Les incertitudes économiques, notamment liées aux et au , sont au cœur des préoccupations des investisseurs ces derniers mois. Les indicateurs de confiance et les données d’activité confirment un ralentissement cyclique de l’économie mondiale.

Celui-ci intervient dans un environnement marqué par un potentiel de croissance très affaibli. L’évolution démographique moins favorable, la faible progression de la productivité ou encore le niveau record de l’endettement pèsent en effet sur la dynamique économique. Dès lors, comment investir en 2020? En respectant un certain nombre de grands principes qui vous permettront d’éviter les faux pas.

Définir son profil de risque de manière adéquate

Si la volatilité constitue un phénomène normal, elle n’est toutefois pas ressentie de manière identique par l’ensemble des investisseurs. Il est dès lors crucial de définir avec la plus grande diligence l’aversion au risque (et à la perte) de l’investisseur.

Celui-ci devra opter pour une stratégie d’investissement en adéquation avec son profil de risque. Une allocation d’actifs plus défensive – avec une exposition limitée aux actifs les plus risqués – et dès lors moins volatile réduira toutefois mécaniquement le rendement attendu pour l’investisseur, particulièrement dans l’environnement de taux négatifs en zone euro.
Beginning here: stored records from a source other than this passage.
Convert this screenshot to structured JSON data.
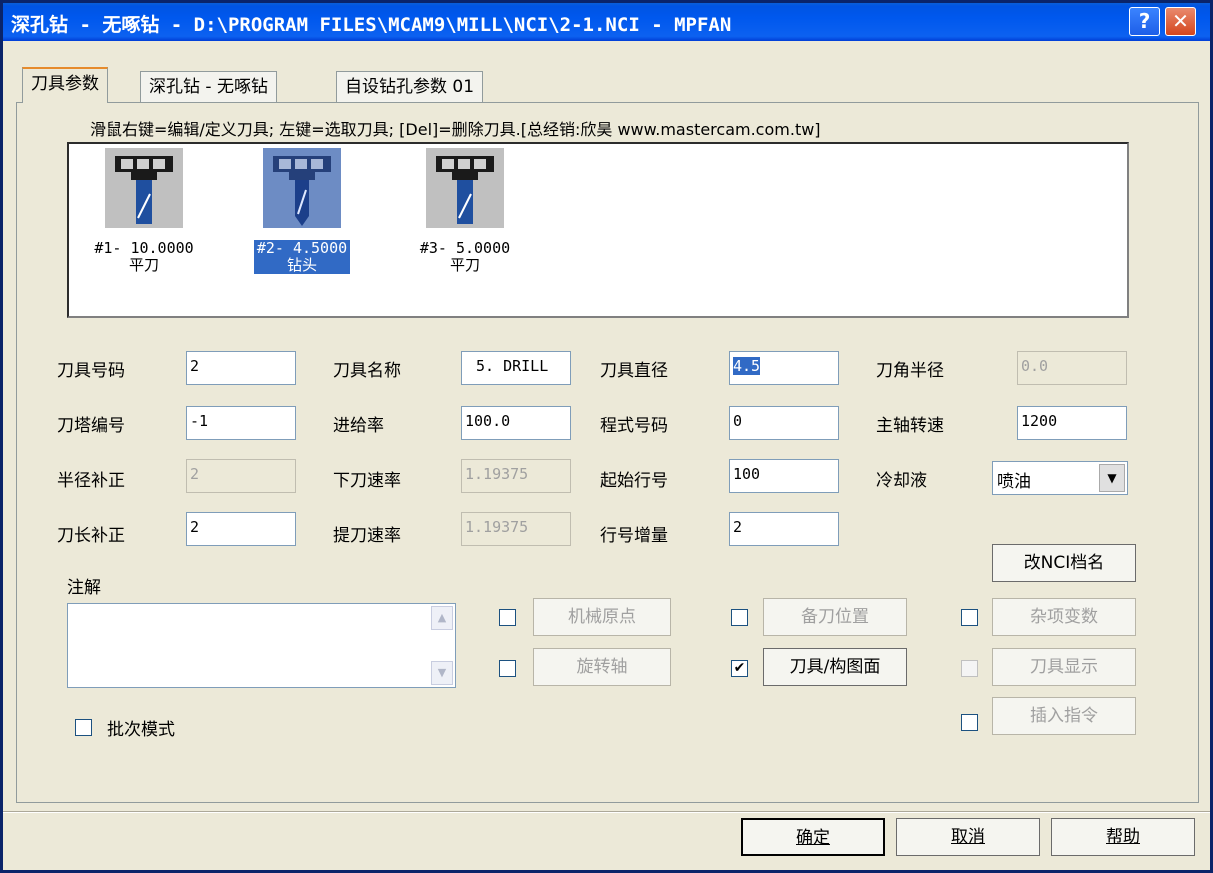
{
  "window": {
    "title": "深孔钻 - 无啄钻 - D:\\PROGRAM FILES\\MCAM9\\MILL\\NCI\\2-1.NCI - MPFAN",
    "help_label": "?",
    "close_label": "✕"
  },
  "tabs": [
    "刀具参数",
    "深孔钻 - 无啄钻",
    "自设钻孔参数 01"
  ],
  "hint": "滑鼠右键=编辑/定义刀具; 左键=选取刀具; [Del]=删除刀具.[总经销:欣昊 www.mastercam.com.tw]",
  "tools": [
    {
      "line1": "#1- 10.0000",
      "line2": "平刀"
    },
    {
      "line1": "#2- 4.5000",
      "line2": "钻头"
    },
    {
      "line1": "#3- 5.0000",
      "line2": "平刀"
    }
  ],
  "fields": {
    "tool_number": {
      "label": "刀具号码",
      "value": "2"
    },
    "tool_name": {
      "label": "刀具名称",
      "value": "5. DRILL"
    },
    "tool_diameter": {
      "label": "刀具直径",
      "value": "4.5"
    },
    "corner_radius": {
      "label": "刀角半径",
      "value": "0.0"
    },
    "turret_number": {
      "label": "刀塔编号",
      "value": "-1"
    },
    "feed_rate": {
      "label": "进给率",
      "value": "100.0"
    },
    "program_number": {
      "label": "程式号码",
      "value": "0"
    },
    "spindle_speed": {
      "label": "主轴转速",
      "value": "1200"
    },
    "radius_comp": {
      "label": "半径补正",
      "value": "2"
    },
    "plunge_rate": {
      "label": "下刀速率",
      "value": "1.19375"
    },
    "start_line": {
      "label": "起始行号",
      "value": "100"
    },
    "coolant": {
      "label": "冷却液",
      "value": "喷油"
    },
    "length_comp": {
      "label": "刀长补正",
      "value": "2"
    },
    "retract_rate": {
      "label": "提刀速率",
      "value": "1.19375"
    },
    "line_increment": {
      "label": "行号增量",
      "value": "2"
    }
  },
  "comment_label": "注解",
  "options": {
    "machine_home": "机械原点",
    "standby_position": "备刀位置",
    "misc_values": "杂项变数",
    "rotary_axis": "旋转轴",
    "tool_plane": "刀具/构图面",
    "tool_display": "刀具显示",
    "insert_command": "插入指令",
    "batch_mode": "批次模式",
    "rename_nci": "改NCI档名",
    "tool_plane_checkmark": "✔"
  },
  "footer": {
    "ok": "确定",
    "cancel": "取消",
    "help": "帮助"
  }
}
Quels sont les différents principes d’investissement permettant d’augmenter la probabilité d’atteindre l’objectif de rendement attendu d’un portefeuille géré tout en limitant la volatilité?

Diversifier son portefeuille

Diversifiez d’abord géographiquement vos portefeuilles. À la Banque de Luxembourg, notre allocation stratégique au niveau de la poche actions repose ainsi sur le poids économique des différentes zones – les produits intérieurs bruts – et non sur les capitalisations boursières. Une concentration excessive au sein d’une zone géographique peut en effet s’avérer très dangereuse. L’investisseur se remémore-t-il, par exemple, la forte contre-performance du marché américain entre 2000 et 2010?

Diversifiez également vos portefeuilles en introduisant, au sein de la poche actions, des entreprises de petite et moyenne taille. Ce segment de marché est trop souvent ignoré par les investisseurs. Au sein de nos portefeuilles gérés, les entreprises affichant une capitalisation boursière inférieure à 15 milliards d’euros représentent environ 40% de notre exposition actions.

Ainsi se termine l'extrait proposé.